Testing motor stators under vacuum can be beneficial for several reasons, primarily to assess the insulation integrity of the stator windings. Here are a few reasons why vacuum testing may be performed:
·Insulation breakdown detection: Vacuum testing can help identify any weaknesses or faults in the stator winding insulation. Under vacuum conditions, any cracks, voids, or insulation breakdowns that may not be visible or apparent under normal atmospheric conditions can be revealed. This type of testing is particularly useful for detecting partial discharges or corona activity, which can be indicators of insulation failures.

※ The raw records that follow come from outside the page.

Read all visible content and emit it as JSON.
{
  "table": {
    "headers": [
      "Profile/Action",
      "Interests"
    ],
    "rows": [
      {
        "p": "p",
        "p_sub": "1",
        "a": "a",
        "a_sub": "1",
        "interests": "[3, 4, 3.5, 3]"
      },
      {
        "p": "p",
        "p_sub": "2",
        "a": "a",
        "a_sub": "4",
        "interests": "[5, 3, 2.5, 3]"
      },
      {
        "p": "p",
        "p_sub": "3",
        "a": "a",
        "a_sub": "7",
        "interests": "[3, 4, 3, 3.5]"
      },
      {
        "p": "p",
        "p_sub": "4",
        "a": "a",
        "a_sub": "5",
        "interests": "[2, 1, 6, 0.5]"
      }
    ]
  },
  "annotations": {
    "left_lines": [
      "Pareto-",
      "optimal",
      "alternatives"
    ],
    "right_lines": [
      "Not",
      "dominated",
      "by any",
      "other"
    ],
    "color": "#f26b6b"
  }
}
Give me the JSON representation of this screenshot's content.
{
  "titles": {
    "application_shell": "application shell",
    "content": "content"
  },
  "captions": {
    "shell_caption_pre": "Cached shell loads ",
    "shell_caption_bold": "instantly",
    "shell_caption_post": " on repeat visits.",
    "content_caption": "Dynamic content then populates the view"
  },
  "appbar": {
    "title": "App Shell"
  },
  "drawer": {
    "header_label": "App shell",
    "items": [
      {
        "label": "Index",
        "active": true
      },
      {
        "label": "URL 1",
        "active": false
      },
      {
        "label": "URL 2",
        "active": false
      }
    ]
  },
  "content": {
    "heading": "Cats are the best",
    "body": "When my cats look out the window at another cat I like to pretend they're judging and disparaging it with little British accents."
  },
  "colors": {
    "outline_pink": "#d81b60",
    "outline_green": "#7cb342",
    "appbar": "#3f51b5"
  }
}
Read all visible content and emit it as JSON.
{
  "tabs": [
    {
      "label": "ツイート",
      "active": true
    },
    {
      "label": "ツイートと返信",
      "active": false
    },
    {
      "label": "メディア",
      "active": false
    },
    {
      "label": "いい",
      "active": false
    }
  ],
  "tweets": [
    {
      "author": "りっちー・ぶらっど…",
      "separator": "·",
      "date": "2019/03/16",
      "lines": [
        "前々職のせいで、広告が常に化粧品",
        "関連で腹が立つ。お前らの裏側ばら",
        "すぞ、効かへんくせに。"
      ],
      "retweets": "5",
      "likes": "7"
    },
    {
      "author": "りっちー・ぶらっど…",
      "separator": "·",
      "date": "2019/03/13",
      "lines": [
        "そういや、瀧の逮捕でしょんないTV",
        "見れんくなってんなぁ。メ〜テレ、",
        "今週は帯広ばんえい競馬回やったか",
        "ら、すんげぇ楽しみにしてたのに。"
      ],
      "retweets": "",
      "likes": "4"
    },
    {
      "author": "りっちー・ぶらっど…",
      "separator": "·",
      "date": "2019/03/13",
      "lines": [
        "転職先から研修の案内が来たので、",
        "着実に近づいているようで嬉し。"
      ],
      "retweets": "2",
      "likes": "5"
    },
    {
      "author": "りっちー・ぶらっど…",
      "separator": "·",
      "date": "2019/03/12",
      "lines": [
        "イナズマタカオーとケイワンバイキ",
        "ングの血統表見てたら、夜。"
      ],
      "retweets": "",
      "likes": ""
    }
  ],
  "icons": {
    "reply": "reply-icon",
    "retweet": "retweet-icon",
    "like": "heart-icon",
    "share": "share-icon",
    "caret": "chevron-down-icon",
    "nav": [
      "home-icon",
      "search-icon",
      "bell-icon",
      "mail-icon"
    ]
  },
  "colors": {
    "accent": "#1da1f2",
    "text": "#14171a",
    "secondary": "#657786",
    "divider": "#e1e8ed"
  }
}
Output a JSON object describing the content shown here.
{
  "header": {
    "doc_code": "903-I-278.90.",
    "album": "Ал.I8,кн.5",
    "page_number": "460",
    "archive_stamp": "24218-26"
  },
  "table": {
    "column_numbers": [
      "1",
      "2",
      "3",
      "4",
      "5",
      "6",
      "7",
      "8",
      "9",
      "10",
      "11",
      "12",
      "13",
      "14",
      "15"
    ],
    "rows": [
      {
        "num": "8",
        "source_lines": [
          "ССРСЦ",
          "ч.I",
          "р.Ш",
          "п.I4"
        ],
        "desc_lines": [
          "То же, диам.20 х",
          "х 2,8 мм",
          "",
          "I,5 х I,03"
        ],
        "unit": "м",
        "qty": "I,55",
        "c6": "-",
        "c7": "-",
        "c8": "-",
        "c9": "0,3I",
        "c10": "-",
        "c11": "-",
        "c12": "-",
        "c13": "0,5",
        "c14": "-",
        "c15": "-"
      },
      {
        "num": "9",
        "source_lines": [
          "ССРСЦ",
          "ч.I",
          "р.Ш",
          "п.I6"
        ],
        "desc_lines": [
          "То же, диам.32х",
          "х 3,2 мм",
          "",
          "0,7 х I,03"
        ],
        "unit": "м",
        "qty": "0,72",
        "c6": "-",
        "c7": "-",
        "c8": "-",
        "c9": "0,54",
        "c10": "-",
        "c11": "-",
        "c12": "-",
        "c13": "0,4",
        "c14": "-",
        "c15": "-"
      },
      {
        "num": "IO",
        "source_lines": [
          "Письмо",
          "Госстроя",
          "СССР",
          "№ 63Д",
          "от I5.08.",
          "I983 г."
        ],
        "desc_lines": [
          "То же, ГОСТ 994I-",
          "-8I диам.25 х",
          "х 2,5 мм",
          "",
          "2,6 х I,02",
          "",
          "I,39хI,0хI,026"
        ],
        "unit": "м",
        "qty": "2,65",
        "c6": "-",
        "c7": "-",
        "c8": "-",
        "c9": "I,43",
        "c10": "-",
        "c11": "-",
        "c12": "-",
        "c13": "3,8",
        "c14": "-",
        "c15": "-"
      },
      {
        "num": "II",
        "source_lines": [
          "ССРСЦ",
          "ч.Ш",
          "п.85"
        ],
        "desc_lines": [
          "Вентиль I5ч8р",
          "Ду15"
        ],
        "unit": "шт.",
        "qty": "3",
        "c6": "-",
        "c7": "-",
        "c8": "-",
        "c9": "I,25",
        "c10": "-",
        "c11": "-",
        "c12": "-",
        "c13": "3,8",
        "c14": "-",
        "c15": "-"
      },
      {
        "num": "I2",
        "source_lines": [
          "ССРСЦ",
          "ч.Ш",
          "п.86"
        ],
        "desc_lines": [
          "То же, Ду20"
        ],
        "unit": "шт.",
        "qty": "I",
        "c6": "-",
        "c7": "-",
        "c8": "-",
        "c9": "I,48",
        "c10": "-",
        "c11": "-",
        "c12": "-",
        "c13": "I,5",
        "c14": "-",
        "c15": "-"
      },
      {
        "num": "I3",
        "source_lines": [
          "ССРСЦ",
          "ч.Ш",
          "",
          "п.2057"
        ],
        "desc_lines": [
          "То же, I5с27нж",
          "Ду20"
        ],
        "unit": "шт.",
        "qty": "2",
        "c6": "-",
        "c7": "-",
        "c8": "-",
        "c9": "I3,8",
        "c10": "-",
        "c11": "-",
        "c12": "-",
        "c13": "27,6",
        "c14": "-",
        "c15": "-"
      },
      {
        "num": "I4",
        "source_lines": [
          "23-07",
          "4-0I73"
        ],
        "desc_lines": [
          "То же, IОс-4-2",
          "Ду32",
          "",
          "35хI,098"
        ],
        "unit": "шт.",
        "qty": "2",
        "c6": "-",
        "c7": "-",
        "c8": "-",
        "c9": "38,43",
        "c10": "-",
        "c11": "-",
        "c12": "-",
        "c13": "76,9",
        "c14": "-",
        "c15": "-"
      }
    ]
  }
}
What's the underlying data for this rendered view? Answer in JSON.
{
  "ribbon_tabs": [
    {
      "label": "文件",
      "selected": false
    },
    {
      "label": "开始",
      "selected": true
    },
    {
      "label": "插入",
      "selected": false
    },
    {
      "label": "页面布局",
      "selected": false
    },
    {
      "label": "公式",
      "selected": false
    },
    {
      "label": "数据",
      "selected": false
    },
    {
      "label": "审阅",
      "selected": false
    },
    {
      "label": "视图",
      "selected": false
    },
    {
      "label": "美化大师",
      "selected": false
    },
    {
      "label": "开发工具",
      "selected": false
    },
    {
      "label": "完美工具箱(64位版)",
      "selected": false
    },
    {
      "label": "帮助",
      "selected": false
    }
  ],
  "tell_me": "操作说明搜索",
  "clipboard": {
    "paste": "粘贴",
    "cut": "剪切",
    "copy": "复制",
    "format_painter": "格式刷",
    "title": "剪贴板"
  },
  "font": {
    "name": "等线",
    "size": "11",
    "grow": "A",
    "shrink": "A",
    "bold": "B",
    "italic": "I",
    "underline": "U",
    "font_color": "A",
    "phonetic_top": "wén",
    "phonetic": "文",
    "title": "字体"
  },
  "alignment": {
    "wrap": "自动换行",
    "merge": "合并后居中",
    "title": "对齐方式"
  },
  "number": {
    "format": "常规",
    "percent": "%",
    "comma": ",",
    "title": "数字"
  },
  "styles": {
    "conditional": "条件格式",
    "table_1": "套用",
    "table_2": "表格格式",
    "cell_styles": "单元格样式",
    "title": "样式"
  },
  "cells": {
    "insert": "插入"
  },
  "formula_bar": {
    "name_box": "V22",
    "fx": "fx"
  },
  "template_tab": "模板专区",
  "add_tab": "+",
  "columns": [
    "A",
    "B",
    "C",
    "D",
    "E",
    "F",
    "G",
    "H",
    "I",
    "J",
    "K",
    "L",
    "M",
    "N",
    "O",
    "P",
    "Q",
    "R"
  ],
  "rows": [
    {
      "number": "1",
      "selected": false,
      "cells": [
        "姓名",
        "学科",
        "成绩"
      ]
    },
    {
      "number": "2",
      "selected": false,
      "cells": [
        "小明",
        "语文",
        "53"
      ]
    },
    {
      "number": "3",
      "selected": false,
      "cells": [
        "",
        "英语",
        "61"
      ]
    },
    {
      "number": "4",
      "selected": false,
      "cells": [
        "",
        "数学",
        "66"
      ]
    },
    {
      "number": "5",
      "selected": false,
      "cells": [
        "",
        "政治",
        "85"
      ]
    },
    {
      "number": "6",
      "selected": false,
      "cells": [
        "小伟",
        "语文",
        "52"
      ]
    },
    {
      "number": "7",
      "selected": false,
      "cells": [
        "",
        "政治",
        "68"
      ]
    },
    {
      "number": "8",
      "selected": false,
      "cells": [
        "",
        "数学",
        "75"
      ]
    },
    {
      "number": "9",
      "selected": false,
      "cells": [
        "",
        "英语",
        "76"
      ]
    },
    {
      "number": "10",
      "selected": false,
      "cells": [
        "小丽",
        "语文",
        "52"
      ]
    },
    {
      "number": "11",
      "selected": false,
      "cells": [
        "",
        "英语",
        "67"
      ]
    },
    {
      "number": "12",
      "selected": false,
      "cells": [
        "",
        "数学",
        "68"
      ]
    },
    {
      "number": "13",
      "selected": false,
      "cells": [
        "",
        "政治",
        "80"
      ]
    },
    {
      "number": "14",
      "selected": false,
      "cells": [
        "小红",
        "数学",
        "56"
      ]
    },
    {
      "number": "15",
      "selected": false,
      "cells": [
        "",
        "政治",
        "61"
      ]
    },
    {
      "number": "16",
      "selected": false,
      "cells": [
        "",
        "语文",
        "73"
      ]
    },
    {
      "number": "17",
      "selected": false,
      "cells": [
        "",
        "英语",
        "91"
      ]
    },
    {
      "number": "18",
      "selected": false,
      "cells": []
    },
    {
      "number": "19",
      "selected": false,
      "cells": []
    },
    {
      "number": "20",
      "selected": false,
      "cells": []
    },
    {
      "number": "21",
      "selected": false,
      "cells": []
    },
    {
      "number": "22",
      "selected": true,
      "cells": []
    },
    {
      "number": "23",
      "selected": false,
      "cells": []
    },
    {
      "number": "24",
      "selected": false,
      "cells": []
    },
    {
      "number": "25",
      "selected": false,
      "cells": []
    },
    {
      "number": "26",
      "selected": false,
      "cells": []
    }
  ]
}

·Moisture ingress detection: Vacuum testing can help detect the presence of moisture or other contaminants within the stator windings. Moisture ingress can lead to insulation degradation, reduced dielectric strength, and potential motor failures. By subjecting the stator windings to a vacuum, any trapped moisture or contaminants can be detected, helping to identify potential issues before they escalate.
·Quality control and manufacturing assessment: Vacuum testing can be used during the manufacturing process to ensure the quality and reliability of the stator windings. By subjecting newly manufactured stators to vacuum conditions, any manufacturing defects or insulation weaknesses can be identified before the motor is put into service.
·Preventive maintenance: Vacuum testing can be part of a preventive maintenance program for electric motors. By periodically subjecting the stator windings to vacuum conditions, any insulation degradation or weaknesses can be detected early, allowing for timely repairs or replacements. This can help prevent unexpected motor failures and minimize downtime.
It's important to note that while vacuum testing can be a valuable diagnostic tool, it is not the only method used for assessing stator insulation integrity. Other techniques such as insulation resistance testing, surge testing, or high-potential (hi-pot) testing may also be employed depending on the specific requirements and standards of the industry.